Could the Bioethics Commission’s criteria for ethical study design become central to an IRB’s deliberation?

By Elisa Hurley, PhD, Education Director at PRIM&R

In its December 15 report, the Presidential Commission for the Study of Bioethical Issues (the Commission) makes 14 recommendations to improve the current system of research protections.

One of the most nuanced and interesting parts of the Commission’s 193-page report is the section on ensuring ethical study design.  It is relatively uncontroversial that scientifically flawed studies are unethical—they expose subjects to risks without any corresponding benefit to society.  (This is not of course to say that determining what is a scientifically sound study is always straightforward.)  The really difficult ethical questions about study design emerge when rigorous scientific design threatens to come at the expense of adequately protecting or respecting human subjects.  

Regarding ethical study design, the Commission favors a “middle ground” position between the “placebo orthodoxy”—the view that comparing an experimental drug ensures scientific validity, and that it is therefore ethical to use placebos as controls, even when alternative therapies exist—and the “active-control orthodoxy”—the view that placebos are never ethical if an alternative therapy exists, and that, therefore, the best available alternative must be used as the control.  In brief, the Commission suggests that if certain criteria are met, some research designs can be ethically justified if control arm subjects receive less than the best-proven treatment. 

The Commission offers three specific criteria for evaluating the methods and risks of study design and determining if the study is ethically justified.  One criterion is that the design be adequate to yield usable results, which, in turn, places differing methodological constraints on trials, depending on the type of trial one is conducting (e.g. placebo-controlled or equivalency design). 

A second criterion involves looking at local treatment standards to determine an appropriate control arm.  The Commission is careful to say that this does not mean that if, for instance, the local standard of care is no care at all, it follows that an ethically appropriate control arm for a study in that location is placebo.  But neither should the standard of care against which an experimental intervention is tested always be the “best-proven” treatment, regardless of where the study takes place—after all, “best-proven” treatments may not be the best for a particular population.
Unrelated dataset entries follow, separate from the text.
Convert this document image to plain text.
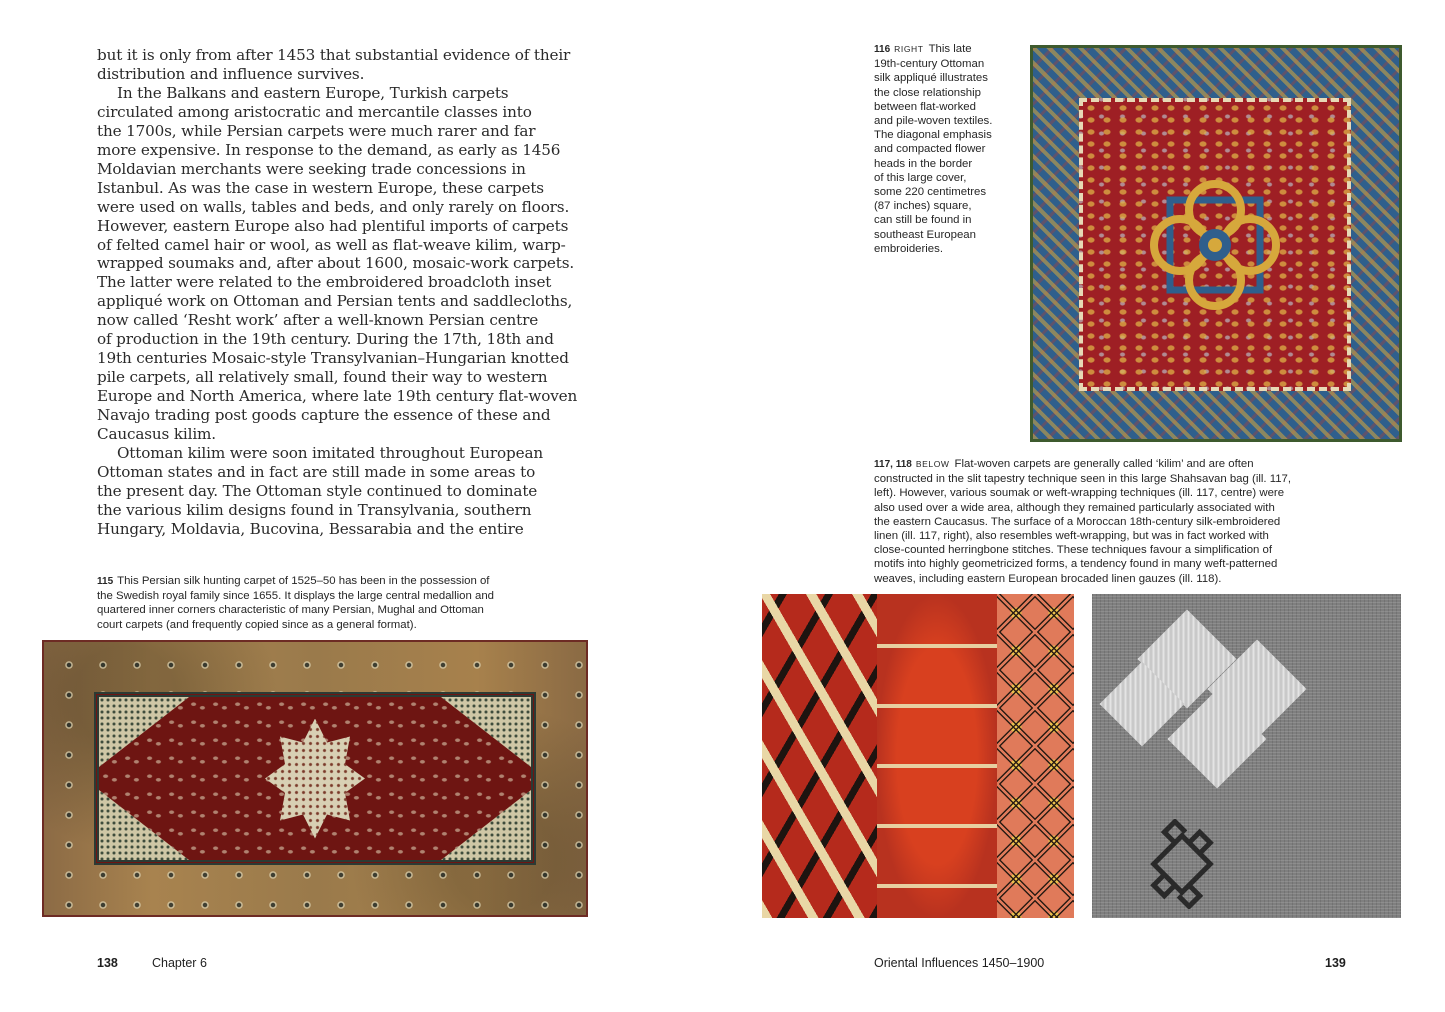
but it is only from after 1453 that substantial evidence of their
distribution and influence survives.
In the Balkans and eastern Europe, Turkish carpets
circulated among aristocratic and mercantile classes into
the 1700s, while Persian carpets were much rarer and far
more expensive. In response to the demand, as early as 1456
Moldavian merchants were seeking trade concessions in
Istanbul. As was the case in western Europe, these carpets
were used on walls, tables and beds, and only rarely on floors.
However, eastern Europe also had plentiful imports of carpets
of felted camel hair or wool, as well as flat-weave kilim, warp-
wrapped soumaks and, after about 1600, mosaic-work carpets.
The latter were related to the embroidered broadcloth inset
appliqué work on Ottoman and Persian tents and saddlecloths,
now called ‘Resht work’ after a well-known Persian centre
of production in the 19th century. During the 17th, 18th and
19th centuries Mosaic-style Transylvanian–Hungarian knotted
pile carpets, all relatively small, found their way to western
Europe and North America, where late 19th century flat-woven
Navajo trading post goods capture the essence of these and
Caucasus kilim.
Ottoman kilim were soon imitated throughout European
Ottoman states and in fact are still made in some areas to
the present day. The Ottoman style continued to dominate
the various kilim designs found in Transylvania, southern
Hungary, Moldavia, Bucovina, Bessarabia and the entire
115 This Persian silk hunting carpet of 1525–50 has been in the possession of
the Swedish royal family since 1655. It displays the large central medallion and
quartered inner corners characteristic of many Persian, Mughal and Ottoman
court carpets (and frequently copied since as a general format).
138	Chapter 6
116 RIGHT This late
19th-century Ottoman
silk appliqué illustrates
the close relationship
between flat-worked
and pile-woven textiles.
The diagonal emphasis
and compacted flower
heads in the border
of this large cover,
some 220 centimetres
(87 inches) square,
can still be found in
southeast European
embroideries.
117, 118 BELOW Flat-woven carpets are generally called ‘kilim’ and are often
constructed in the slit tapestry technique seen in this large Shahsavan bag (ill. 117,
left). However, various soumak or weft-wrapping techniques (ill. 117, centre) were
also used over a wide area, although they remained particularly associated with
the eastern Caucasus. The surface of a Moroccan 18th-century silk-embroidered
linen (ill. 117, right), also resembles weft-wrapping, but was in fact worked with
close-counted herringbone stitches. These techniques favour a simplification of
motifs into highly geometricized forms, a tendency found in many weft-patterned
weaves, including eastern European brocaded linen gauzes (ill. 118).
Oriental Influences 1450–1900	139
Rather, “standard of care” is a normative, but also contextualized notion—it is determined by local features such as underlying health status and behaviors of the population, as well as the medical and logistical infrastructure.

The third criterion is that the risks to which subjects are exposed—which may be higher in trials in which, for methodological reasons, subjects are receiving less than the optimal standard of care—be minimized.  This means that protocols for studies that pose additional or greater risks to subjects by departing from current best-proven treatments as controls should include not only explicit justification for that design, but also mechanisms for closely monitoring those subjects as well as for addressing serious symptoms and withdrawing subjects who experience adverse events.   But it also means that a study meeting the other two criteria might nevertheless be determined to be ethically problematic on this third ground.  That is, if by receiving a less then optimal standard of care a subject is exposed to substantially increased risk of mortality and morbidity, or severe discomfort, then a study in which that standard of care is the control is not ethically justified. 

Just before it summarizes its discussion of the three criteria in recommendation 12, the Commission suggests that “IRBs should scrutinize the elements of study design as a distinct focus of their review.” Presumably, then, what the Commission is suggesting is that determining whether and when these criteria have been adequately met should be part and parcel of an IRB’s discussion and deliberation about a research protocol.  

What do you think of these as criteria for IRB review?  Do they represent an expansion of review criteria, or are IRBs already, implicitly or explicitly, using such standards?   Is it feasible for IRBs to apply these criteria?  Would IRBs have adequate information to apply these criteria?   I look forward to hearing your thoughts.